Bond yield curve inversion:
- The yield curve is the graphical representation of yields from bonds (with an equal credit rating) over different time horizons.
- Example– if one was to take the US government bonds of different tenures and plot them according to the yields they provide, one would get the yield curve.
- Under normal circumstances, any economy would have an upward sloping yield curve.
- Meaning-as one buys bonds of longer tenure — one gets higher yields.
- If one is parting with money for a longer duration, the return should be higher. Moreover, a longer tenure also implies that there is a greater risk of failure.
- Bond yield curve becomes inverted when bonds with a tenure of 2 years end up paying out higher yields than bonds with a 10 year tenure.
- Such an inversion of the yield curve essentially suggests that investors expect future growth to be weak.
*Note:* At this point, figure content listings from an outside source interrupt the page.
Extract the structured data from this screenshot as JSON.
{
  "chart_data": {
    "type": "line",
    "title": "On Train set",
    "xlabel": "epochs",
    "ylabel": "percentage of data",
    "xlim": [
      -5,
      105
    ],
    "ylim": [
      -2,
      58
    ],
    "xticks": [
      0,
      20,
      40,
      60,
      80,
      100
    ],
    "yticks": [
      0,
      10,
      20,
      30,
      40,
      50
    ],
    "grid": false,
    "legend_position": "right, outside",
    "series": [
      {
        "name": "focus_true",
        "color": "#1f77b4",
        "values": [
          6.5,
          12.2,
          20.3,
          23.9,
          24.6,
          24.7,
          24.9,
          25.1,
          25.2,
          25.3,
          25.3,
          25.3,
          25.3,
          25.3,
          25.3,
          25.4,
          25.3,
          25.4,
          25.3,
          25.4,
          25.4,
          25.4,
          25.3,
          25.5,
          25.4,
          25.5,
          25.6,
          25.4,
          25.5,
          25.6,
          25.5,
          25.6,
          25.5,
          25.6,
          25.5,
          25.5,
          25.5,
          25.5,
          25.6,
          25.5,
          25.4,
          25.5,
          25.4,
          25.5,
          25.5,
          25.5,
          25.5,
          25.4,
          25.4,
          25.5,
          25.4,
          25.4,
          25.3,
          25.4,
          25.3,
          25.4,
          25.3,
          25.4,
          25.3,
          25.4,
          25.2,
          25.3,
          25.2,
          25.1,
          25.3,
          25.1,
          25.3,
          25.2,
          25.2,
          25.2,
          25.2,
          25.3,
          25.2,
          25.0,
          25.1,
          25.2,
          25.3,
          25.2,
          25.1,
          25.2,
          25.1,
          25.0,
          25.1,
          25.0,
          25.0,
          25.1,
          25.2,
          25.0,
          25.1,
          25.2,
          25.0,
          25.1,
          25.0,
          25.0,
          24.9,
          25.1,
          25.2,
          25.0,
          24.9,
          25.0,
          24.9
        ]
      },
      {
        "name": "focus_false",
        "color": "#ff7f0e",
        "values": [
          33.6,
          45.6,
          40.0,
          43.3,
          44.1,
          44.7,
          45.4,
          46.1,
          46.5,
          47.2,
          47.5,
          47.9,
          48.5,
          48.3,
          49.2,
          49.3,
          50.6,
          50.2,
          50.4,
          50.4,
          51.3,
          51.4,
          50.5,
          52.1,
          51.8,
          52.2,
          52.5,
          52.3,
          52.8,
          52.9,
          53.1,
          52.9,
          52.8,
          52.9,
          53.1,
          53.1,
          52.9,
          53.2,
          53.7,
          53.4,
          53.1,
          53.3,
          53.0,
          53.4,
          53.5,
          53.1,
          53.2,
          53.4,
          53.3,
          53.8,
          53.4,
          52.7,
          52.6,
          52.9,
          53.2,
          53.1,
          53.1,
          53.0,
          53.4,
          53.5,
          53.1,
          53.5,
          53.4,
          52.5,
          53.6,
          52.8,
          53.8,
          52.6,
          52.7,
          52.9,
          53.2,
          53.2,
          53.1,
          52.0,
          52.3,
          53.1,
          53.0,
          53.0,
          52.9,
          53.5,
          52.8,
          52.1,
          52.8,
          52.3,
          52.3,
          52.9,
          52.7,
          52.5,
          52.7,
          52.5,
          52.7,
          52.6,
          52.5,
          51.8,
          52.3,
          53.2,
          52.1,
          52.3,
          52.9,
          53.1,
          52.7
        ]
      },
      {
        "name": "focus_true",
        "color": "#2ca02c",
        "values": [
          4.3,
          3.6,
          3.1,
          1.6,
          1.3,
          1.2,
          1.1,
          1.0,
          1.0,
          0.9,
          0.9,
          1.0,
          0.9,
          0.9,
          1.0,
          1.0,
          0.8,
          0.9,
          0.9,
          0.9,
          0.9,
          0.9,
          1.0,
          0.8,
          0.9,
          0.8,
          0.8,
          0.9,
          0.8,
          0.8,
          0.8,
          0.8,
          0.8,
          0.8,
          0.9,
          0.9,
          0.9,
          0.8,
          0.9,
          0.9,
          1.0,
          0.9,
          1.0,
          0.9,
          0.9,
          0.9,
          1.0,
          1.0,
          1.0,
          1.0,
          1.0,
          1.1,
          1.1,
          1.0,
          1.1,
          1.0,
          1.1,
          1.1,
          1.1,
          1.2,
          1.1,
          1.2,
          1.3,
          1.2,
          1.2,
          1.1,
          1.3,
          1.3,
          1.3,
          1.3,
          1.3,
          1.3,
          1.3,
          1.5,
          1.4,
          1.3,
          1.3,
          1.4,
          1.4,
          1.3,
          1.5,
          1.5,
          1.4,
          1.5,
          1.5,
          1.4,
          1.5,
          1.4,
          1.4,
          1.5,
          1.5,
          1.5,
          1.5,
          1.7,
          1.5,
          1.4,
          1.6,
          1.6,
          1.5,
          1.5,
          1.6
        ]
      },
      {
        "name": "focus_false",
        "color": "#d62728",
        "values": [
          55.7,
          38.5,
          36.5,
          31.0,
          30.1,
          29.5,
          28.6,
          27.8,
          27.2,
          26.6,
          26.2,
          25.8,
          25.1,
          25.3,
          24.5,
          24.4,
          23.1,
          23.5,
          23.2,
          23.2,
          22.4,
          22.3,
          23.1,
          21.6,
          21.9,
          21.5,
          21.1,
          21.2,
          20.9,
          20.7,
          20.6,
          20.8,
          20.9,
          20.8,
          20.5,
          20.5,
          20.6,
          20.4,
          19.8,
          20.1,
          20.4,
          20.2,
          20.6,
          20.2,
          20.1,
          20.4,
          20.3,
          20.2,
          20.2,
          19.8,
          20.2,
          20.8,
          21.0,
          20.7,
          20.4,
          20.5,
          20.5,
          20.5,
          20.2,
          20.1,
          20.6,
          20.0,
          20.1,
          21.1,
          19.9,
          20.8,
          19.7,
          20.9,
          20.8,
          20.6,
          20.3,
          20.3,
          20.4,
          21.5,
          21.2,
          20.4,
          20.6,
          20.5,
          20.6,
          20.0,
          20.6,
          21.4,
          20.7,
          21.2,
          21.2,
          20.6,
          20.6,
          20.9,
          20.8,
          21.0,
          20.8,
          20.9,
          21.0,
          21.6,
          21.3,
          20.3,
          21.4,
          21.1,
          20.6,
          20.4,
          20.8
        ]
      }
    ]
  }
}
- When investors suspect that the economy is heading for trouble, they pull out money from short-term risky assets (such as stock markets) and put them in long-term bonds. This causes the prices of the long-term bonds to rise and their yields to fall (bond prices and bond yields are inversely related).
- Inversion of the bond yield curve has become a strong predictor of recessions.
- In the current instance, the US Fed has been raising short-term interest rates, which further increase the short-end of the yield curve while dampening economic activity.
- The process of monetary tightening (raising rate of interest) reduces the money supply and increases the cost of money (that is, the interest rate). It is mostly done to contain soaring inflation.
- Ideally, any central bank monetary tightening slows down the economy but doesn’t lead to a recession.
- Increasing the rate of interest reduces private investment and growth.
- When a central bank is successful in slowing down the economy without bringing about a recession, it is called a soft-landing — that is, no one gets hurt.
- But when the actions of the central bank bring about a recession, it is called a hard-landing.
- Example-Given the massive gap between the current US inflation rate — over 9%— and the Fed’s target inflation rate — 2% — most observers expect that the Fed would have to resort to such aggressive monetary tightening that the US economy will end up having a hard-landing.
Reverse currency war:
- Raising interest rates cause capital inflows due to interest rate differential causing appreciation of currency.
- Example– the recent Fed interest hike has led to large scale capital inflows in the US causing appreciation of the dollar to other currencies because the dollar is more in demand than yen, euro, yuan etc.
- This relative weakness of local currency against the dollar makes their exports more competitive.
- For instance, a Chinese or an Indian exporter gets a massive boost. In fact, in the past the US has often accused other countries of keeping its currency weaker against the dollar just to enjoy a trade surplus against the US. This used to be called the currency war.
- Today, every central bank is trying to figure out ways to counter the US Fed and raise their interest rates in order to ensure their currency doesn’t lose too much value against the dollar. This is called the reverse currency war.
- A currency which is losing value to the dollar, finds that it is getting costlier to import crude oil and other commodities that are often traded in dollars.
- But raising the interest rate is not without its own risks. Just like in the US, higher interest rates will decrease the chances of a soft-landing for any other economy.